日本の夜も安全です
宴会がお開きになり、結衣はアーニャを連れて部屋に戻った。
アーニャは巫女のため飲酒は出来ず、結衣はあと数ヶ月で20歳のため、まだ飲酒は出来なかった。
「ちょっとコンビニでも行きますか」
「コンビニって何?」
アーニャが聞いた。
「眠らない便利屋さん」
笑いながら結衣が答えた。
「ちょっとコンビニ行ってくるねー」
玄関で結衣が大声で叫び、アーニャと共に出かけて行った。時間は夜10時半頃だった。
「私も行きますよ」
後ろからサイファがついてきた
大通りに出ると、まだ沢山のひとが歩いており、駅前の通りはネオンと車であふれていた。
昼間は電気が消えていた居酒屋やバーには灯りがともり、楽しそうに笑いながらお店に入っていく人や、お店から出てきて店員に見送られている人が見えた。
ガラス張りの24時間営業の牛丼屋さんや、深夜営業のラーメン屋さんは結構人が入っており、ビルとビルの間からは風が吹いてきてまだ熱気を帯びた風が体をかすめていった。

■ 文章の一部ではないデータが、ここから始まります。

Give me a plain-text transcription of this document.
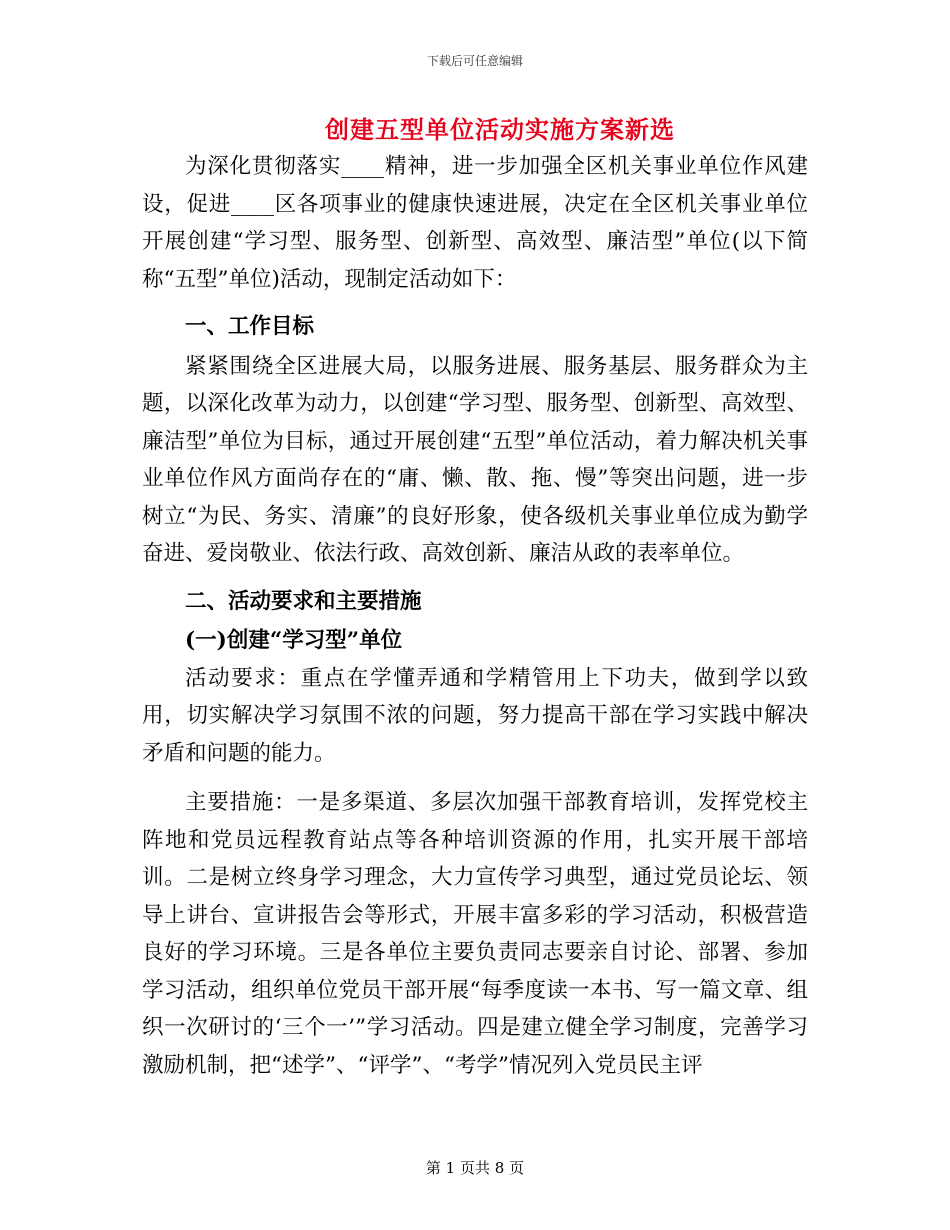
下载后可任意编辑
创建五型单位活动实施方案新选

为深化贯彻落实____精神，进一步加强全区机关事业单位作风建设，促进____区各项事业的健康快速进展，决定在全区机关事业单位开展创建“学习型、服务型、创新型、高效型、廉洁型”单位(以下简称“五型”单位)活动，现制定活动如下：

一、工作目标

紧紧围绕全区进展大局，以服务进展、服务基层、服务群众为主题，以深化改革为动力，以创建“学习型、服务型、创新型、高效型、廉洁型”单位为目标，通过开展创建“五型”单位活动，着力解决机关事业单位作风方面尚存在的“庸、懒、散、拖、慢”等突出问题，进一步树立“为民、务实、清廉”的良好形象，使各级机关事业单位成为勤学奋进、爱岗敬业、依法行政、高效创新、廉洁从政的表率单位。

二、活动要求和主要措施

(一)创建“学习型”单位

活动要求：重点在学懂弄通和学精管用上下功夫，做到学以致用，切实解决学习氛围不浓的问题，努力提高干部在学习实践中解决矛盾和问题的能力。

主要措施：一是多渠道、多层次加强干部教育培训，发挥党校主阵地和党员远程教育站点等各种培训资源的作用，扎实开展干部培训。二是树立终身学习理念，大力宣传学习典型，通过党员论坛、领导上讲台、宣讲报告会等形式，开展丰富多彩的学习活动，积极营造良好的学习环境。三是各单位主要负责同志要亲自讨论、部署、参加学习活动，组织单位党员干部开展“每季度读一本书、写一篇文章、组织一次研讨的‘三个一’”学习活动。四是建立健全学习制度，完善学习激励机制，把“述学”、“评学”、“考学”情况列入党员民主评

第 1 页共 8 页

皆楽しそうにしているゆっくりした時間の流れる街に、アーニャとサイファは立ち止まった。
「本当に平和っていいですね」
アーニャが言った
「オランド王国もいつかこんな国になったらいいですね。戦争孤児は減ったし、駅の周りではバーの営業も始まってはいるが、こんなに平和ではないよ、アーニャは教会にいるから知らないかもしれないけど」
サイファが答えた。
しみじみそう話す2人が一行に動かないので
「じゃ、コンビニにいるわ」
と結衣が告げて、サイファの横の扉を押して中に入っていった。
アーニャとサイファは、コンビニの前でしみじみ語り合う外国人の構図だった
「待って〜」
結衣を追いかけてアーニャとサイファも中に入った。
店内の物を見て、アーニャが目をキラキラさせていた
「結衣、これって…」
アーニャが手に取ったのは、
酢昆布だった
「この国にもあるのね!!!!」
興奮気味にアーニャが言った
「酢昆布でしょ?ちょっと苦手なのよねー」
と結衣が言うと、
「これは聖なる食べ物なのよ!これを食べた後、美肌魔法をかけるとお肌が綺麗になるって言われてて、みんな買い込むから中々見つからないのよ!」
そういうと、アーニャは陳列されている酢昆布を全部、カゴに入れた。
「え!?全部買うの?」
「当たり前ですよ、結衣。2人で美肌になりましょうね」
とアーニャは嬉しそうだった。
「ところで結衣は何を買いに来たの?」
アーニャに、聞かれ
「これが欲しかったの」
結衣はバニラアイスを手に取った。
「アイスの種類がこんなにあって、それがいつでも買えるなんて!すごい」
アーニャは興奮気味だった。
レジを済ませた後、サイファが教えてくれた。
「先ほど見た映像は、10年前の停戦のお祝いのパレードでした。オランド王国は地上では一番大きな国なんです。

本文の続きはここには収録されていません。